CHILE: Activists Fear Setbacks Under Rightwing Government
By Pamela Sepúlveda
SANTIAGO, Feb 3, 2010 (IPS) - Trade unions and non-governmental organisations in Chile are worried that rightwing billionaire Sebastián Piñera's election as president will mean setbacks in terms of social policy and respect for labour and social rights.
Statements by the conservative president-elect, who triumphed in the Jan. 17 runoff vote, with regard to overhauling state-owned enterprises to boost efficiency and adopting policies aimed at increasing economic growth, sparked concern among the labour movement, environmentalists, indigenous peoples' associations and other social organisations.
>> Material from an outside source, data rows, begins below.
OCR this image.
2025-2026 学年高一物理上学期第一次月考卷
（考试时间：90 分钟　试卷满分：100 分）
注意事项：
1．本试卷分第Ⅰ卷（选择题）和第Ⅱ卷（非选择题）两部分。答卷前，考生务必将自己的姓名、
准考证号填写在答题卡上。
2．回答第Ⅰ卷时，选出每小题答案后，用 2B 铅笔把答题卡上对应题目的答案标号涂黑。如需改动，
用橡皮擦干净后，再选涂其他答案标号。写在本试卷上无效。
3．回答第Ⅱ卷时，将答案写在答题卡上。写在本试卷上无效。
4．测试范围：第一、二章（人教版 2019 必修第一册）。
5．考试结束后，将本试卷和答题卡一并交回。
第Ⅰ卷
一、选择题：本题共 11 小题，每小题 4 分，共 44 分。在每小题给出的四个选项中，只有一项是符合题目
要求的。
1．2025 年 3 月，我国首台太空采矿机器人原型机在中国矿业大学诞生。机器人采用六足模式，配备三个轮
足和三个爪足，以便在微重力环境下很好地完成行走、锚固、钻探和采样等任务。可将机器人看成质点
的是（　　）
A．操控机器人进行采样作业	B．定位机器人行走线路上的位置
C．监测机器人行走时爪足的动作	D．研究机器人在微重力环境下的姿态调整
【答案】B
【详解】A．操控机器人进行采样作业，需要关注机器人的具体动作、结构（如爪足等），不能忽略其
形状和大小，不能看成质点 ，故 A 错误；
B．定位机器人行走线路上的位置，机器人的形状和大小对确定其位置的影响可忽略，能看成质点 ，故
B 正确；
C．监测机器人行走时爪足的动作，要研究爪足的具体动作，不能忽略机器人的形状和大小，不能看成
His campaign pledges also worried the centre-left "Concertación" or Coalition for Democracy, which lost its hold on power for the first time in 20 years.
To judge by the Harvard-educated airline magnate's pro-business campaign platform, strikes, protests and social tension will increase over the next five years, Álvaro Ramis, president of the Chilean Association of NGOs (ACCION), told IPS.
Especially given the fact that part of the Chilean right still identifies with the 1973-1990 de facto regime of late dictator Gen. Augusto Pinochet, who died in 2006. Some 3,000 people were killed or forcibly disappeared and nearly 30,000 were tortured under the dictatorship.
"I believe there is an emotional aspect (in the NGOs' concerns), awakened, for example, by seeing 'Pinochetistas' in Piñera's rallies justifying and legitimising human rights abuses," said Ramis.